In foreign affairs, the party's search for consensus has proven more elusive. Here is the one area where there have been intramural spats. Last month Rep. Stephen Solarz (N.Y.) produced the draft of a foreign policy paper for the policy commission; it was roundly criticized by some hawks on his task force for engaging in too much Reagan-bashing.
The Solarz draft, now being rewritten, tries to walk a line between between isolationism and internationalism. All Democrats try to do the same; their problem is that they often can't agree on specifics after they have mouthed the rhetoric. Consider, for example, foreign policy speeches that Robb and Biden delivered on different days to different Democratic audiences this past week.
Robb: "The new strain of isolationism which has so influenced our party has proved to be a serious liability for Democrats."
Biden: "We as a party have not publicly thrown off the neo-isolationist mantle the Republicans have attempted to place on our shoulders . . . . "
Having defined the problem in nearly identical phrases, Robb and Biden then parted company on one small detail. Robb said he would have voted in favor of aid to the contras; Biden voted against.
But in foreign policy as well on military spending, the poll numbers are comforting to the party's left. President Reagan, despite frequent use of his bully pulpit, has not moved public opinion away from its opposition to contra military aid.

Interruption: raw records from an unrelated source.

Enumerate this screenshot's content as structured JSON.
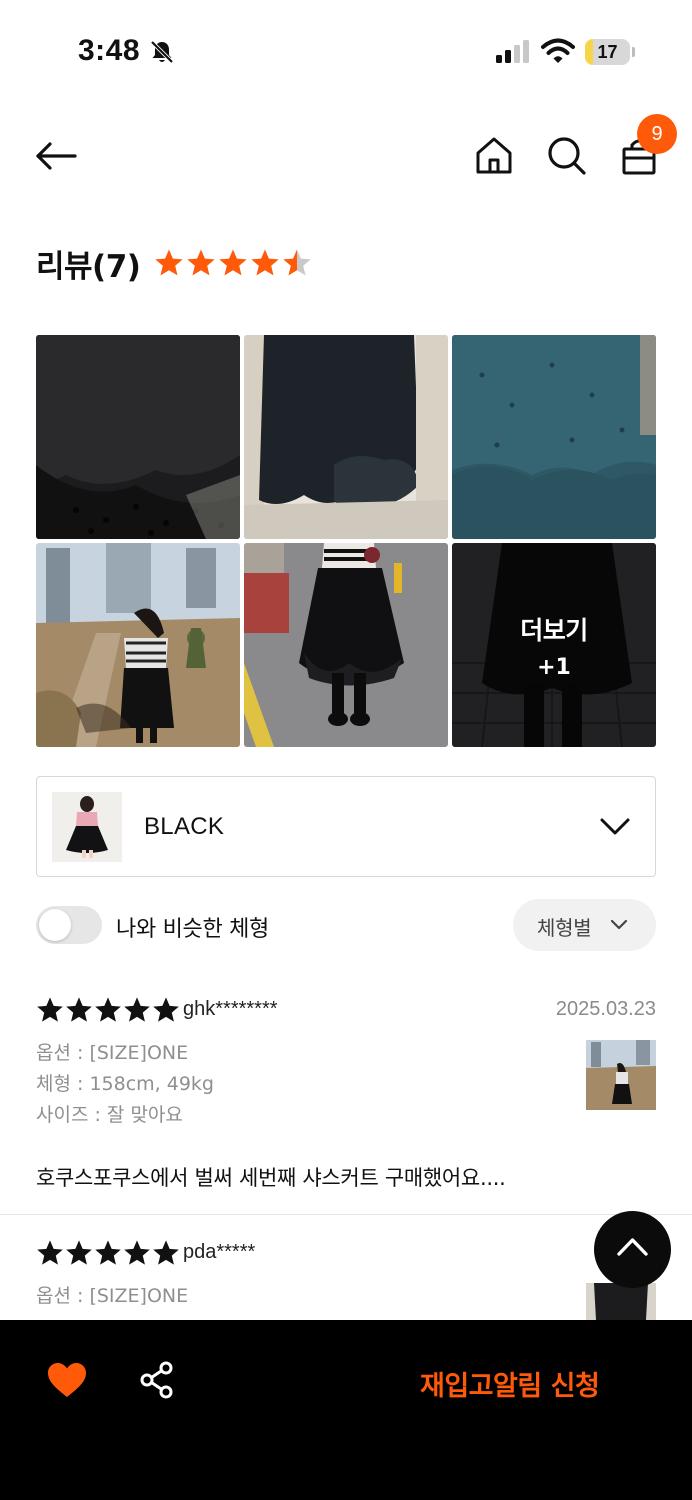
{
  "status_bar": {
    "time": "3:48",
    "battery": "17",
    "battery_fraction": 0.17,
    "icons": [
      "bell-off-icon",
      "signal-icon",
      "wifi-icon",
      "battery-icon"
    ]
  },
  "header": {
    "icons": [
      "back-arrow-icon",
      "home-icon",
      "search-icon",
      "shopping-bag-icon"
    ],
    "cart_count": "9"
  },
  "review_summary": {
    "title": "리뷰(7)",
    "rating": 4.5,
    "star_color": "#FF5A0A"
  },
  "photo_grid": {
    "more_label": "더보기",
    "more_count": "+1",
    "photo_count": 6
  },
  "option_select": {
    "value": "BLACK",
    "icon": "chevron-down-icon"
  },
  "filters": {
    "similar_body_toggle_label": "나와 비슷한 체형",
    "similar_body_toggle_on": false,
    "body_type_label": "체형별"
  },
  "reviews": [
    {
      "rating": 5,
      "user": "ghk********",
      "date": "2025.03.23",
      "option": "옵션 : [SIZE]ONE",
      "body": "체형 : 158cm, 49kg",
      "size": "사이즈 : 잘 맞아요",
      "text": "호쿠스포쿠스에서 벌써 세번째 샤스커트 구매했어요...."
    },
    {
      "rating": 5,
      "user": "pda*****",
      "date": "2025",
      "option": "옵션 : [SIZE]ONE"
    }
  ],
  "bottom_bar": {
    "restock_label": "재입고알림 신청",
    "accent_color": "#FF5A0A",
    "icons": [
      "heart-icon",
      "share-icon"
    ]
  }
}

Indeed, in a detailed review of public opinion data on defense spending, social programs, and domestic spending during the Reagan era, Thomas Ferguson and Joel Rogers write in the current issue of the Atlantic Monthly: "With the exception of the rise in support for increased military spending in the late 1970s , which was rapidly reversed, there is little or nothing in the public opinion data to support the claim that the American public moved to the right in the years preceding Reagan's 1980 victory. If American public opinion drifted anywhere over Reagan's first term, it was to the left."
All of which has some in the party's left saying those trying to move the party to the right are engaged in a monumental exercise in bad timing. "If after 1964 the Republicans all got in a room and said, 'Okay, the word conservative doesn't fly and we've got to find a candidate who sounds just like Lyndon Johnson,' they would have never won another election," said the ADA's Lewis.
The liberals, however, also understand they are notorious as the party that unleashed inflation, and most realize Democrats cannot go back to old formulas without peril.
On the other hand, there are daunting pockets of recession throughout the country -- in farming, oil, mining, timber and steel, to name a few. This dichotomy between have-not regions and the rest of the nation is stark, and Democrats instinctively have always known what to do with that kind of issue. "Sure we got a boom, but a boom for whom?" asks Jim Hightower, the Texas agriculture commissioner and self-styled populist.
So 1986 is shaping up as a year when, for lack of consensus, Democrats will play on regional anger and fear -- probably their best strategy anyway. It will be a fall full of "Send 'em a Message" slogans on the Democratic bumperstrips.
That kind of campaign does best in off-years, when voters tend to look backward more than they look forward. The Democrats are still left needing something different for 1988. So far, they haven't figured out what.